Other posts weaved annoyances with Bible verses. “When in doubt,” he posted recently, “turn to your greatest weapon: the Bible.”

Instead, on Tuesday, he turned to a machete. And once holed up in his apartment and surrounded by cops, he turned to Facebook.

“At a standoff,” he posted about 2:30 p.m. “I assure you people of this area. My blood is on your hands. And God will avenge me.”

He made other posts, none with that touch of drama. But hundreds of comments followed. Many urged patience and peace:

• “Let them help you.”

• “Stay safe.”

• “You don't know me. I am a mom from Granville. Don't do it! Lost my son last year, your age. Hard on the momma. Praying for you!”

But some comments were rash and rude — and possibly incendiary:

• “Save the taxpayers money and take him out.”

• “A bullet between the eyes.”

• “We put down rabid dogs, don’t we?”

• “They need to just take him out and end it.”

• “Your God wants you in hell, coward.”

I don’t know if these commenters were anxious to get home, or trying to be funny, or just plain stupid. But making taunts like “dog” or “coward” is an inexplicable and indefensible way to inject oneself into a precarious police situation.

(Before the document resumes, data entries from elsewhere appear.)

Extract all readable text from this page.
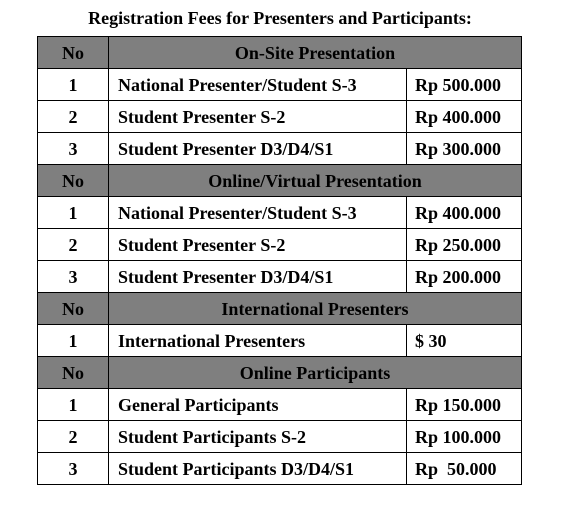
Registration Fees for Presenters and Participants:
No	On-Site Presentation	
1	National Presenter/Student S-3	Rp 500.000
2	Student Presenter S-2	Rp 400.000
3	Student Presenter D3/D4/S1	Rp 300.000
No	Online/Virtual Presentation	
1	National Presenter/Student S-3	Rp 400.000
2	Student Presenter S-2	Rp 250.000
3	Student Presenter D3/D4/S1	Rp 200.000
No	International Presenters	
1	International Presenters	$ 30
No	Online Participants	
1	General Participants	Rp 150.000
2	Student Participants S-2	Rp 100.000
3	Student Participants D3/D4/S1	Rp  50.000
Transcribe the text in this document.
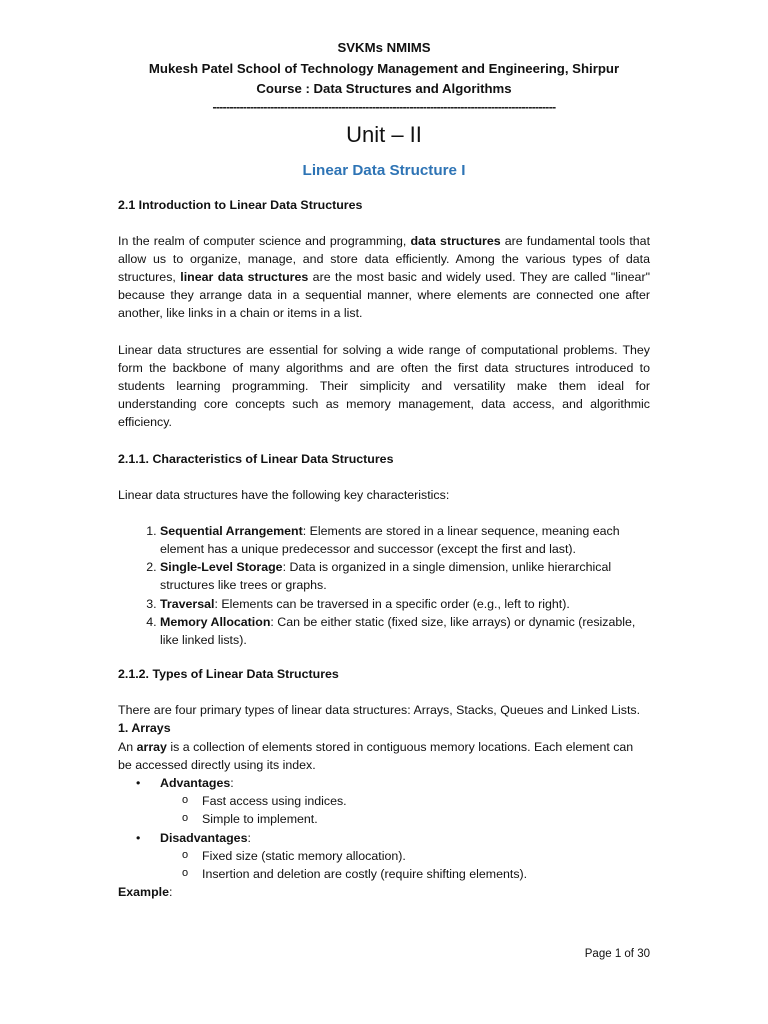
SVKMs NMIMS
Mukesh Patel School of Technology Management and Engineering, Shirpur
Course : Data Structures and Algorithms
-----------------------------------------------------------------------------------------------------
Unit – II
Linear Data Structure I
2.1 Introduction to Linear Data Structures

In the realm of computer science and programming, data structures are fundamental tools that allow us to organize, manage, and store data efficiently. Among the various types of data structures, linear data structures are the most basic and widely used. They are called "linear" because they arrange data in a sequential manner, where elements are connected one after another, like links in a chain or items in a list.

Linear data structures are essential for solving a wide range of computational problems. They form the backbone of many algorithms and are often the first data structures introduced to students learning programming. Their simplicity and versatility make them ideal for understanding core concepts such as memory management, data access, and algorithmic efficiency.

2.1.1. Characteristics of Linear Data Structures

Linear data structures have the following key characteristics:

1. Sequential Arrangement: Elements are stored in a linear sequence, meaning each element has a unique predecessor and successor (except the first and last).
2. Single-Level Storage: Data is organized in a single dimension, unlike hierarchical structures like trees or graphs.
3. Traversal: Elements can be traversed in a specific order (e.g., left to right).
4. Memory Allocation: Can be either static (fixed size, like arrays) or dynamic (resizable, like linked lists).
2.1.2. Types of Linear Data Structures

There are four primary types of linear data structures: Arrays, Stacks, Queues and Linked Lists.

1. Arrays

An array is a collection of elements stored in contiguous memory locations. Each element can be accessed directly using its index.

• Advantages:
o Fast access using indices.
o Simple to implement.
• Disadvantages:
o Fixed size (static memory allocation).
o Insertion and deletion are costly (require shifting elements).

Example:

Page 1 of 30
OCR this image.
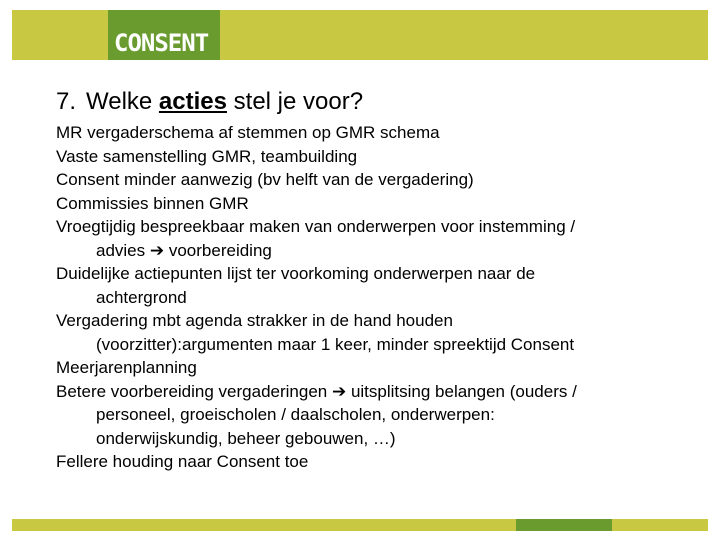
CONSENT
7. Welke acties stel je voor?
MR vergaderschema af stemmen op GMR schema
Vaste samenstelling GMR, teambuilding
Consent minder aanwezig (bv helft van de vergadering)
Commissies binnen GMR
Vroegtijdig bespreekbaar maken van onderwerpen voor instemming /
advies ➔ voorbereiding
Duidelijke actiepunten lijst ter voorkoming onderwerpen naar de
achtergrond
Vergadering mbt agenda strakker in de hand houden
(voorzitter):argumenten maar 1 keer, minder spreektijd Consent
Meerjarenplanning
Betere voorbereiding vergaderingen ➔ uitsplitsing belangen (ouders /
personeel, groeischolen / daalscholen, onderwerpen:
onderwijskundig, beheer gebouwen, …)
Fellere houding naar Consent toe
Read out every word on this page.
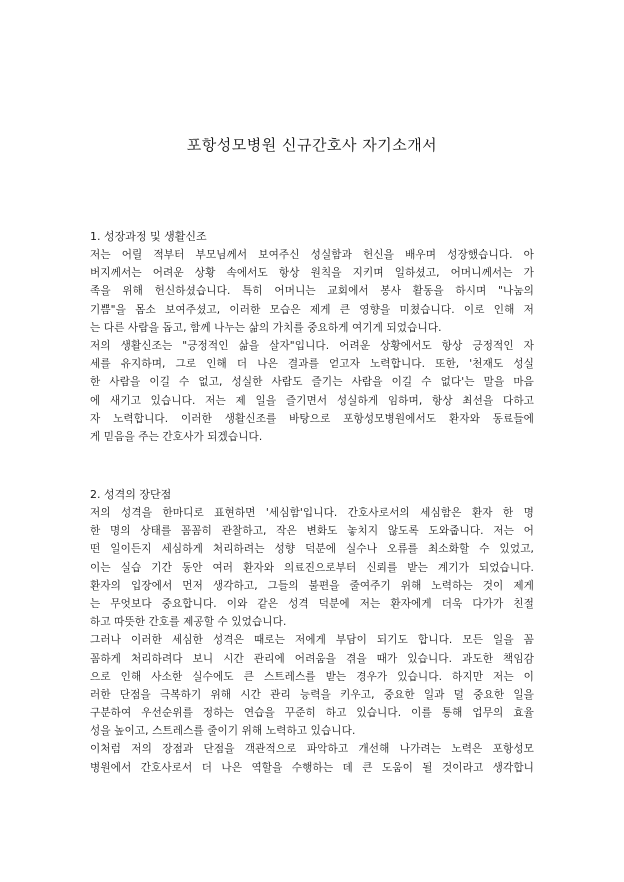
포항성모병원 신규간호사 자기소개서
1. 성장과정 및 생활신조
저는 어릴 적부터 부모님께서 보여주신 성실함과 헌신을 배우며 성장했습니다. 아
버지께서는 어려운 상황 속에서도 항상 원칙을 지키며 일하셨고, 어머니께서는 가
족을 위해 헌신하셨습니다. 특히 어머니는 교회에서 봉사 활동을 하시며 "나눔의
기쁨"을 몸소 보여주셨고, 이러한 모습은 제게 큰 영향을 미쳤습니다. 이로 인해 저
는 다른 사람을 돕고, 함께 나누는 삶의 가치를 중요하게 여기게 되었습니다.
저의 생활신조는 "긍정적인 삶을 살자"입니다. 어려운 상황에서도 항상 긍정적인 자
세를 유지하며, 그로 인해 더 나은 결과를 얻고자 노력합니다. 또한, '천재도 성실
한 사람을 이길 수 없고, 성실한 사람도 즐기는 사람을 이길 수 없다'는 말을 마음
에 새기고 있습니다. 저는 제 일을 즐기면서 성실하게 임하며, 항상 최선을 다하고
자 노력합니다. 이러한 생활신조를 바탕으로 포항성모병원에서도 환자와 동료들에
게 믿음을 주는 간호사가 되겠습니다.
2. 성격의 장단점
저의 성격을 한마디로 표현하면 '세심함'입니다. 간호사로서의 세심함은 환자 한 명
한 명의 상태를 꼼꼼히 관찰하고, 작은 변화도 놓치지 않도록 도와줍니다. 저는 어
떤 일이든지 세심하게 처리하려는 성향 덕분에 실수나 오류를 최소화할 수 있었고,
이는 실습 기간 동안 여러 환자와 의료진으로부터 신뢰를 받는 계기가 되었습니다.
환자의 입장에서 먼저 생각하고, 그들의 불편을 줄여주기 위해 노력하는 것이 제게
는 무엇보다 중요합니다. 이와 같은 성격 덕분에 저는 환자에게 더욱 다가가 친절
하고 따뜻한 간호를 제공할 수 있었습니다.
그러나 이러한 세심한 성격은 때로는 저에게 부담이 되기도 합니다. 모든 일을 꼼
꼼하게 처리하려다 보니 시간 관리에 어려움을 겪을 때가 있습니다. 과도한 책임감
으로 인해 사소한 실수에도 큰 스트레스를 받는 경우가 있습니다. 하지만 저는 이
러한 단점을 극복하기 위해 시간 관리 능력을 키우고, 중요한 일과 덜 중요한 일을
구분하여 우선순위를 정하는 연습을 꾸준히 하고 있습니다. 이를 통해 업무의 효율
성을 높이고, 스트레스를 줄이기 위해 노력하고 있습니다.
이처럼 저의 장점과 단점을 객관적으로 파악하고 개선해 나가려는 노력은 포항성모
병원에서 간호사로서 더 나은 역할을 수행하는 데 큰 도움이 될 것이라고 생각합니
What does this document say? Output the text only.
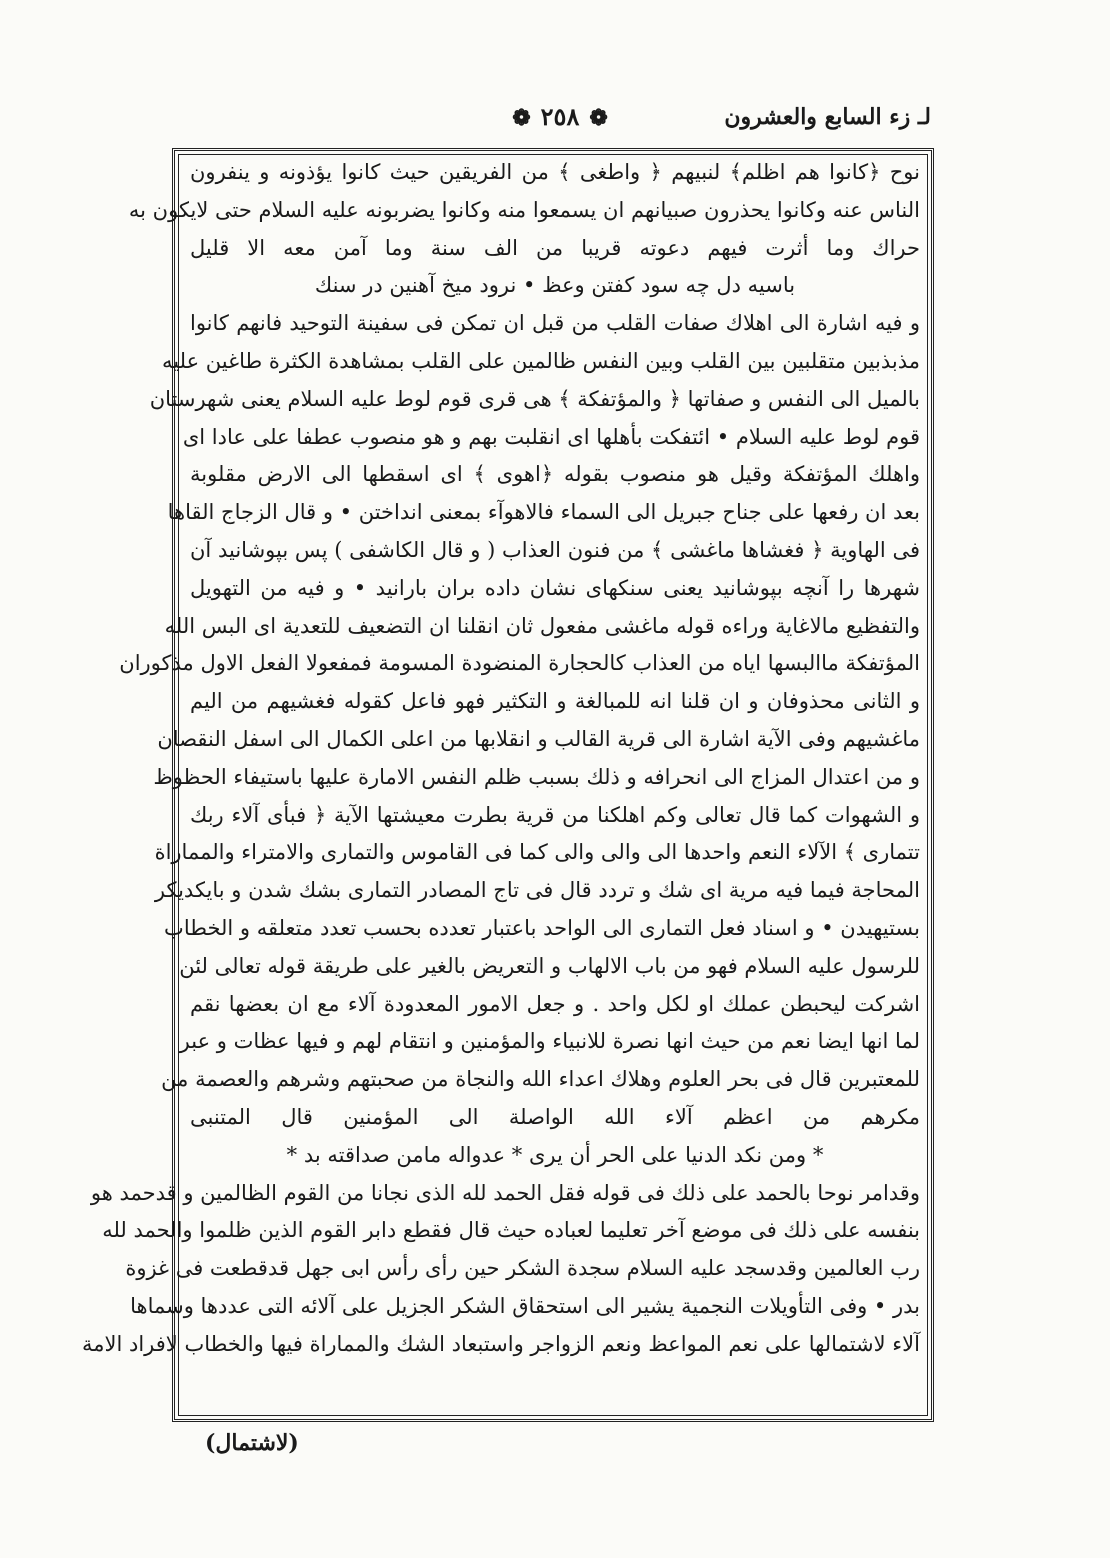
لـ زء السابع والعشرون
❁ ٢٥٨ ❁
نوح ﴿كانوا هم اظلم﴾ لنبيهم ﴿ واطغى ﴾ من الفريقين حيث كانوا يؤذونه و ينفرون
الناس عنه وكانوا يحذرون صبيانهم ان يسمعوا منه وكانوا يضربونه عليه السلام حتى لايكون به
حراك وما أثرت فيهم دعوته قريبا من الف سنة وما آمن معه الا قليل
باسيه دل چه سود كفتن وعظ • نرود ميخ آهنين در سنك
و فيه اشارة الى اهلاك صفات القلب من قبل ان تمكن فى سفينة التوحيد فانهم كانوا
مذبذبين متقلبين بين القلب وبين النفس ظالمين على القلب بمشاهدة الكثرة طاغين عليه
بالميل الى النفس و صفاتها ﴿ والمؤتفكة ﴾ هى قرى قوم لوط عليه السلام يعنى شهرستان
قوم لوط عليه السلام • ائتفكت بأهلها اى انقلبت بهم و هو منصوب عطفا على عادا اى
واهلك المؤتفكة وقيل هو منصوب بقوله ﴿اهوى ﴾ اى اسقطها الى الارض مقلوبة
بعد ان رفعها على جناح جبريل الى السماء فالاهوآء بمعنى انداختن • و قال الزجاج القاها
فى الهاوية ﴿ فغشاها ماغشى ﴾ من فنون العذاب ( و قال الكاشفى ) پس بپوشانيد آن
شهرها را آنچه بپوشانيد يعنى سنكهاى نشان داده بران بارانيد • و فيه من التهويل
والتفظيع مالاغاية وراءه قوله ماغشى مفعول ثان انقلنا ان التضعيف للتعدية اى البس الله
المؤتفكة ماالبسها اياه من العذاب كالحجارة المنضودة المسومة فمفعولا الفعل الاول مذكوران
و الثانى محذوفان و ان قلنا انه للمبالغة و التكثير فهو فاعل كقوله فغشيهم من اليم
ماغشيهم وفى الآية اشارة الى قرية القالب و انقلابها من اعلى الكمال الى اسفل النقصان
و من اعتدال المزاج الى انحرافه و ذلك بسبب ظلم النفس الامارة عليها باستيفاء الحظوظ
و الشهوات كما قال تعالى وكم اهلكنا من قرية بطرت معيشتها الآية ﴿ فبأى آلاء ربك
تتمارى ﴾ الآلاء النعم واحدها الى والى والى كما فى القاموس والتمارى والامتراء والمماراة
المحاجة فيما فيه مرية اى شك و تردد قال فى تاج المصادر التمارى بشك شدن و بايكديكر
بستيهيدن • و اسناد فعل التمارى الى الواحد باعتبار تعدده بحسب تعدد متعلقه و الخطاب
للرسول عليه السلام فهو من باب الالهاب و التعريض بالغير على طريقة قوله تعالى لئن
اشركت ليحبطن عملك او لكل واحد . و جعل الامور المعدودة آلاء مع ان بعضها نقم
لما انها ايضا نعم من حيث انها نصرة للانبياء والمؤمنين و انتقام لهم و فيها عظات و عبر
للمعتبرين قال فى بحر العلوم وهلاك اعداء الله والنجاة من صحبتهم وشرهم والعصمة من
مكرهم من اعظم آلاء الله الواصلة الى المؤمنين قال المتنبى
* ومن نكد الدنيا على الحر أن يرى * عدواله مامن صداقته بد *
وقدامر نوحا بالحمد على ذلك فى قوله فقل الحمد لله الذى نجانا من القوم الظالمين و قدحمد هو
بنفسه على ذلك فى موضع آخر تعليما لعباده حيث قال فقطع دابر القوم الذين ظلموا والحمد لله
رب العالمين وقدسجد عليه السلام سجدة الشكر حين رأى رأس ابى جهل قدقطعت فى غزوة
بدر • وفى التأويلات النجمية يشير الى استحقاق الشكر الجزيل على آلائه التى عددها وسماها
آلاء لاشتمالها على نعم المواعظ ونعم الزواجر واستبعاد الشك والمماراة فيها والخطاب لافراد الامة
(لاشتمال)
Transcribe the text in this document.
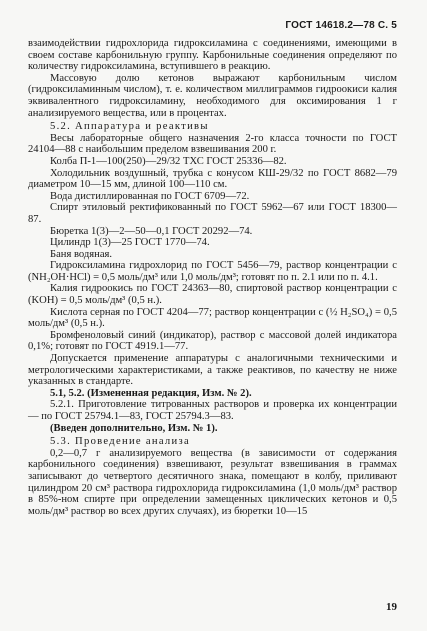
ГОСТ 14618.2—78 С. 5

взаимодействии гидрохлорида гидроксиламина с соединениями, имеющими в своем составе карбонильную группу. Карбонильные соединения определяют по количеству гидроксиламина, вступившего в реакцию.

Массовую долю кетонов выражают карбонильным числом (гидроксиламинным числом), т. е. количеством миллиграммов гидроокиси калия эквивалентного гидроксиламину, необходимого для оксимирования 1 г анализируемого вещества, или в процентах.

5.2. Аппаратура и реактивы

Весы лабораторные общего назначения 2-го класса точности по ГОСТ 24104—88 с наибольшим пределом взвешивания 200 г.

Колба П-1—100(250)—29/32 ТХС ГОСТ 25336—82.

Холодильник воздушный, трубка с конусом КШ-29/32 по ГОСТ 8682—79 диаметром 10—15 мм, длиной 100—110 см.

Вода дистиллированная по ГОСТ 6709—72.

Спирт этиловый ректификованный по ГОСТ 5962—67 или ГОСТ 18300—87.

Бюретка 1(3)—2—50—0,1 ГОСТ 20292—74.

Цилиндр 1(3)—25 ГОСТ 1770—74.

Баня водяная.

Гидроксиламина гидрохлорид по ГОСТ 5456—79, раствор концентрации c (NH₂OH·HCl) = 0,5 моль/дм³ или 1,0 моль/дм³; готовят по п. 2.1 или по п. 4.1.

Калия гидроокись по ГОСТ 24363—80, спиртовой раствор концентрации c (KOH) = 0,5 моль/дм³ (0,5 н.).

Кислота серная по ГОСТ 4204—77; раствор концентрации c (½ H₂SO₄) = 0,5 моль/дм³ (0,5 н.).

Бромфеноловый синий (индикатор), раствор с массовой долей индикатора 0,1%; готовят по ГОСТ 4919.1—77.

Допускается применение аппаратуры с аналогичными техническими и метрологическими характеристиками, а также реактивов, по качеству не ниже указанных в стандарте.

5.1, 5.2. (Измененная редакция, Изм. № 2).

5.2.1. Приготовление титрованных растворов и проверка их концентрации — по ГОСТ 25794.1—83, ГОСТ 25794.3—83.

(Введен дополнительно, Изм. № 1).

5.3. Проведение анализа

0,2—0,7 г анализируемого вещества (в зависимости от содержания карбонильного соединения) взвешивают, результат взвешивания в граммах записывают до четвертого десятичного знака, помещают в колбу, приливают цилиндром 20 см³ раствора гидрохлорида гидроксиламина (1,0 моль/дм³ раствор в 85%-ном спирте при определении замещенных циклических кетонов и 0,5 моль/дм³ раствор во всех других случаях), из бюретки 10—15

19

Amid these inflammatory comments, others tried to inject reason into the thread. As usual on Facebook, that effort blew apart in their faces. Witness this interchange (edited slightly for language and length):

Man: “Kick in his door and see how the (heck) he likes it.”

Woman: "Be nice. Don’t be a d-bag."

Man: “I GET TO SAY WANT I WANT. I LIVE IN AMERICA. I HAVE MY RIGHT.”

Constitutionally speaking, yes, he has a right — the right to shoot off his mouth online and risk escalating a tricky situation. And that comment got 14 “likes,” one of the biggest responses in the thread.

Mind you, though the machete man needs help, I’m not suggesting he isn’t at fault in the break-in and standoff. But his actions didn't justify open season for Facebook fools looking to take pot shots. My guess is, such commenters couldn’t care less about his welfare. But at the very least, don’t they worry about igniting the situation and prompting a police officer to fire his weapon? Do these Facebook commenters want cops to have deal with that?

Meanwhile, police monitored Facebook. Facebook policy does allow deactivation of an account, if police feel there is a “risk of death or serious physical injury to any person.” But Sheriff Doyle, though concerned about the nasty comments during the McNabb standoff, says police never reached the point of cutting off Facebook access.

“Every (situation) is unique,” Doyle said. “Sometimes, we have to shut off the communication. Sometimes, though, it’s the only way people will talk, especially the younger generation.”

But, he stressed, there’s never a time when standoffs are helped by Facebook comments — nice, nasty or otherwise. There’s always a risk that any comment can trigger an impulsive and violent response — not just online, but with people’s safety and lives.

It's not a game of virtual reality. It's real reality.

As the sheriff says, “In trying to keep someone non-agitated, from a law-enforcement perspective, it does not help us.”